REVISION. A la hausse des objectifs du groupe Renault, avec une marge opérationnelle prévue entre 7 et 8 %, soit sa meilleure performance depuis 20 ans.

La Tribune du 29 juin 2023

 

PRODUCTION. De systèmes de propulsion électrique pour satellites pour le groupe Safran Electronics & Defense, au profit de la société américaine Terran Orbital.

VIPress.net du 29 juin 2023

 

CHOIX. Du groupe Thales pour équiper les marines belges et néerlandaise de frégates de lutte anti-sous-marine, dont le contrat se monte à plusieurs centaines de millions d’Euros.

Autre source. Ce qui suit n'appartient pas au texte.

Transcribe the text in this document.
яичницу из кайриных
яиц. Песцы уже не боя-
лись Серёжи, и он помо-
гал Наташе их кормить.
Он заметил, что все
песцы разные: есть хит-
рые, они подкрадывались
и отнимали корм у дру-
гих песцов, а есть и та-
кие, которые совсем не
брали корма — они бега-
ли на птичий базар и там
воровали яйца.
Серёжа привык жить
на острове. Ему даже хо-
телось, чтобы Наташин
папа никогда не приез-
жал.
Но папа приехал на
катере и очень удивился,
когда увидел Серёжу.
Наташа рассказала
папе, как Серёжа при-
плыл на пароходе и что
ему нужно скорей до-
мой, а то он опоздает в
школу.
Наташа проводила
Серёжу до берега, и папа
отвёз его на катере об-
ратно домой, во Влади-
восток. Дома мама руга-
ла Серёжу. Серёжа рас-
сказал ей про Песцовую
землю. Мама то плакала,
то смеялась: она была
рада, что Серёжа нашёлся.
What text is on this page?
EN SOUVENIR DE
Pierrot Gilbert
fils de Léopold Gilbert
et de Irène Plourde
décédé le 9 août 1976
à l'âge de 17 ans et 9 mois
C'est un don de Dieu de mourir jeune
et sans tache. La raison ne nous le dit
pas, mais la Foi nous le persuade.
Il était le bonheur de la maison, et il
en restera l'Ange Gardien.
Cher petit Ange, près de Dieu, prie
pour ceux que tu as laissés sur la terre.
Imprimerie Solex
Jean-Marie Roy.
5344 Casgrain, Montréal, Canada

L’Usine Nouvelle du 29 juin 2023

 

MULTIPLICATION. Des coopérations entre l’Italie et la France dans le domaine de l’armement, signant notamment durant le salon du Bourget, un protocole d’accord pour la rénovation à mie-vie (MLU) des 4 frégates Horizon des marines françaises et italiennes, suivant en cela la méga-commande commune du missile Aster en début d’année, et l’arrivée de l’Italie dans le programme de missiles franco-britannique FMAN/FMC.